The Bookworm Sez
Review: The Bond
Those big brown eyes can't fool you.
You know exactly what your pet is thinking. The wag of the tail, the flick of an ear, a well-placed paw or nose tells you everything you need to know.
You've been an animal lover since you can remember, a trait you share with humans reaching back millennia. But the way we treat animals now is not the way it's always been. In the new book “The Bond” by Wayne Pacelle, you'll find out why.
In one way or another, we've all grown up with animals. Research shows that 90 percent of the characters in children's picture books are animals. And who can forget the television shows we watched and the toys we played with?
While it's uncertain when animals were first welcomed to ancient hearths, humans seem to be biologically wired to live with them. Hormones that bond people together also serve to bond us with our furry friends. Studies show that having animals around is good for us, and vice versa.
But it hasn't always been like that.
Animals needed advocates, and the American Society for the Prevention of Cruelty to Animals (ASPCA) was founded just after the Civil War. Just decades later, Henry Salt “laid the groundwork for the modern approach to animal rights” with a paper he wrote on the subject. Charles Darwin weighed in, arguing that there was little difference between human and animal. Science is just now beginning to agree.
In his work with the Humane Society of the United States, Pacelle has seen some things that shocked him and some that give him hope. He writes of “the rising political strength of HSUS” and the work done to change California's slaughterhouses. He says the organization was never meant to limit itself to companion animals and that the “concern reaches to all animals” that are being exploited or mistreated.

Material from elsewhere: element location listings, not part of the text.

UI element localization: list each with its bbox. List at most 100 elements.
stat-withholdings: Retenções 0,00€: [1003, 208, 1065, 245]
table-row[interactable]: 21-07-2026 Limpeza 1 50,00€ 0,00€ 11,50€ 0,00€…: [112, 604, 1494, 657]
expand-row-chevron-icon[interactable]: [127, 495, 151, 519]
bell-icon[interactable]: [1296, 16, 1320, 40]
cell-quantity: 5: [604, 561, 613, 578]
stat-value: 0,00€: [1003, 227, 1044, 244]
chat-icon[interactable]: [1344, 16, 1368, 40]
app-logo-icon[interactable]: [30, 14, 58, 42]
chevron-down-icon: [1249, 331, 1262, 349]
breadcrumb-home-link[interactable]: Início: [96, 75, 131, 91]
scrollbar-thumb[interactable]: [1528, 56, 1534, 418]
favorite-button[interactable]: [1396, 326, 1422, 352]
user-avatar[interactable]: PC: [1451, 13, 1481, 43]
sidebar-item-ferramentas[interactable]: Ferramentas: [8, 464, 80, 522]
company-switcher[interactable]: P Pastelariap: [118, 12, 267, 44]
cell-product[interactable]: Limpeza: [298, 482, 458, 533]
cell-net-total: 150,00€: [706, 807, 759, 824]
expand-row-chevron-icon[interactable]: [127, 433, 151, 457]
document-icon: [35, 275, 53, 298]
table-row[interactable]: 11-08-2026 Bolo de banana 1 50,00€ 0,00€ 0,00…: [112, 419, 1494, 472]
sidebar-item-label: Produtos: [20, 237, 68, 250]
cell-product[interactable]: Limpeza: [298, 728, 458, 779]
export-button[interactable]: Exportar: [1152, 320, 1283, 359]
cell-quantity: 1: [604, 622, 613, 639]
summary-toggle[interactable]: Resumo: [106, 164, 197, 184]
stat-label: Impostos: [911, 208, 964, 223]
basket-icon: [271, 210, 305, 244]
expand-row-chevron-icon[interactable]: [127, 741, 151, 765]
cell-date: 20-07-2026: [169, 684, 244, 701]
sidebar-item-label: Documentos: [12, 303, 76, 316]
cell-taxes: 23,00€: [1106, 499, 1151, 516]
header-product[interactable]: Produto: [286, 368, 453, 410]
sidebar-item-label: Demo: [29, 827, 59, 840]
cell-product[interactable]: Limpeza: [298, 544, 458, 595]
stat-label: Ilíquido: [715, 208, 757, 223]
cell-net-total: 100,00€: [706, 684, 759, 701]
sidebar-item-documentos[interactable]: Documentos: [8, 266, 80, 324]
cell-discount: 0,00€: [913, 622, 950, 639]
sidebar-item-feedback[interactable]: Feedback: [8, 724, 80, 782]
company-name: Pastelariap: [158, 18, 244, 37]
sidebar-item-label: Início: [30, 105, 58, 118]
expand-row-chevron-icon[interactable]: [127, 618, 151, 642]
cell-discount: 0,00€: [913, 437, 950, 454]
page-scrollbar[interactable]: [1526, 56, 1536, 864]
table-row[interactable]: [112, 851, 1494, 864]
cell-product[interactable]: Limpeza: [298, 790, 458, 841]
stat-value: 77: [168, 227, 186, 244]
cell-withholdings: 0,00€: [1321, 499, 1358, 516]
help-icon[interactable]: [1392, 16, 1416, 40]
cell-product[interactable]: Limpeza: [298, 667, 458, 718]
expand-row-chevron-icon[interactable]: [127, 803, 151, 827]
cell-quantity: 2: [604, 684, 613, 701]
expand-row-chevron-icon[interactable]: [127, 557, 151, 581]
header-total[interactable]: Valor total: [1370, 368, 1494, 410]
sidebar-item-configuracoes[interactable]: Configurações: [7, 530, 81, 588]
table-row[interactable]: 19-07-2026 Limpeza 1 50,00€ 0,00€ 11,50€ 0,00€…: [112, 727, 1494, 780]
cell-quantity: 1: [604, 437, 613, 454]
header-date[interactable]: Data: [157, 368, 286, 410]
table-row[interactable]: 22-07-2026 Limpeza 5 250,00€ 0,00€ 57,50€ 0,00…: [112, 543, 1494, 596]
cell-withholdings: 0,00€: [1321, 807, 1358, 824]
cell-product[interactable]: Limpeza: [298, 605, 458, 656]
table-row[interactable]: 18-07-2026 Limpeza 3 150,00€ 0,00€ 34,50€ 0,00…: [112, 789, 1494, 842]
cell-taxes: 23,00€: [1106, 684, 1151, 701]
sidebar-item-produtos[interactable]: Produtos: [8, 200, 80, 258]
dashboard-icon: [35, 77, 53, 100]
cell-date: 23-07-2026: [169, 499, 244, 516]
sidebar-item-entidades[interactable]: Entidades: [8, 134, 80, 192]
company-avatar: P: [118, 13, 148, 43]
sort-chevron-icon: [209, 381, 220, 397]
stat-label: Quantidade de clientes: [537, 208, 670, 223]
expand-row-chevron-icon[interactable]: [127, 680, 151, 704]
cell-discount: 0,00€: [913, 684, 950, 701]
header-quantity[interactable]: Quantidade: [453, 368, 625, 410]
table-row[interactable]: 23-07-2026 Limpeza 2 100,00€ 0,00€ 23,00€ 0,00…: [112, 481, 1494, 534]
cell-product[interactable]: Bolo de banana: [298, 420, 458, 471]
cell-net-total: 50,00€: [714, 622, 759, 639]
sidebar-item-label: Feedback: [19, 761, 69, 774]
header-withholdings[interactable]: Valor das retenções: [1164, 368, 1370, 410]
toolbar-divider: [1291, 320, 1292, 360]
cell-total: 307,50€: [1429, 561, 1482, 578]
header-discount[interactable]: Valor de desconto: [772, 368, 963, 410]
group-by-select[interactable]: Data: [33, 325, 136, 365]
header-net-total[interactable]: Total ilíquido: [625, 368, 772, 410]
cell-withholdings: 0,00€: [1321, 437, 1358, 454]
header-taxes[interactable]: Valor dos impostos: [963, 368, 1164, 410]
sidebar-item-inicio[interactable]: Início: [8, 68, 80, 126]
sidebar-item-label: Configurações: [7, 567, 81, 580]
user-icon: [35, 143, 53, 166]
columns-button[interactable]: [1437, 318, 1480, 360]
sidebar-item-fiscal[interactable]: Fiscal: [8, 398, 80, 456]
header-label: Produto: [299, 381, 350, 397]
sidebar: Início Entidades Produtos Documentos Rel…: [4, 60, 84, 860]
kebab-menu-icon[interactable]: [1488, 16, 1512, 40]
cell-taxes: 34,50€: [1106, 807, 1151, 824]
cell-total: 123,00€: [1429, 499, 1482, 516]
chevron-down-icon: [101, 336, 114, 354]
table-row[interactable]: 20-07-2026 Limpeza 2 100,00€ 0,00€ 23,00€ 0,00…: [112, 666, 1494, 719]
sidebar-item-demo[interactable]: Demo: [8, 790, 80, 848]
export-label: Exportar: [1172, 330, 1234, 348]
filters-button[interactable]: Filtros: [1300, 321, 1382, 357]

Though controversy seems to follow author Wayne Pacelle everywhere, it's hard to argue with many aspects of this book. Nobody, for instance, wants to see animals suffer, and action to prevent it would seem prudent to the vast majority of people. That emphasis here – and especially, the hopeful and heartwarming chapter on the aftermath of Hurricane Katrina – is very much worth reading.
But still, and despite that Pacelle often seems to choose his words carefully, there's contention all over “The Bond”, no matter which side of the animal rights fence you're on.
In this book, Pacelle takes on farmers and hunters, zoo-goers and meat-eaters, the government, gun owners, Canadians, homeowners, scientists, and some veterinarians. He has much to say about dolphins, “downer” cattle, dog breeders, and elephant “trainers”. And, by dealing with the Elephant in the Room, he challenges football-minded animal lovers by discussing his contentious work with Michael Vick.
If you decide to read this book, do so with curiosity about our human-animal bond and the understanding that what's in here probably isn't going to change anybody's mind - though, for sure, in disputative circles, “The Bond” is going to make the fur fly.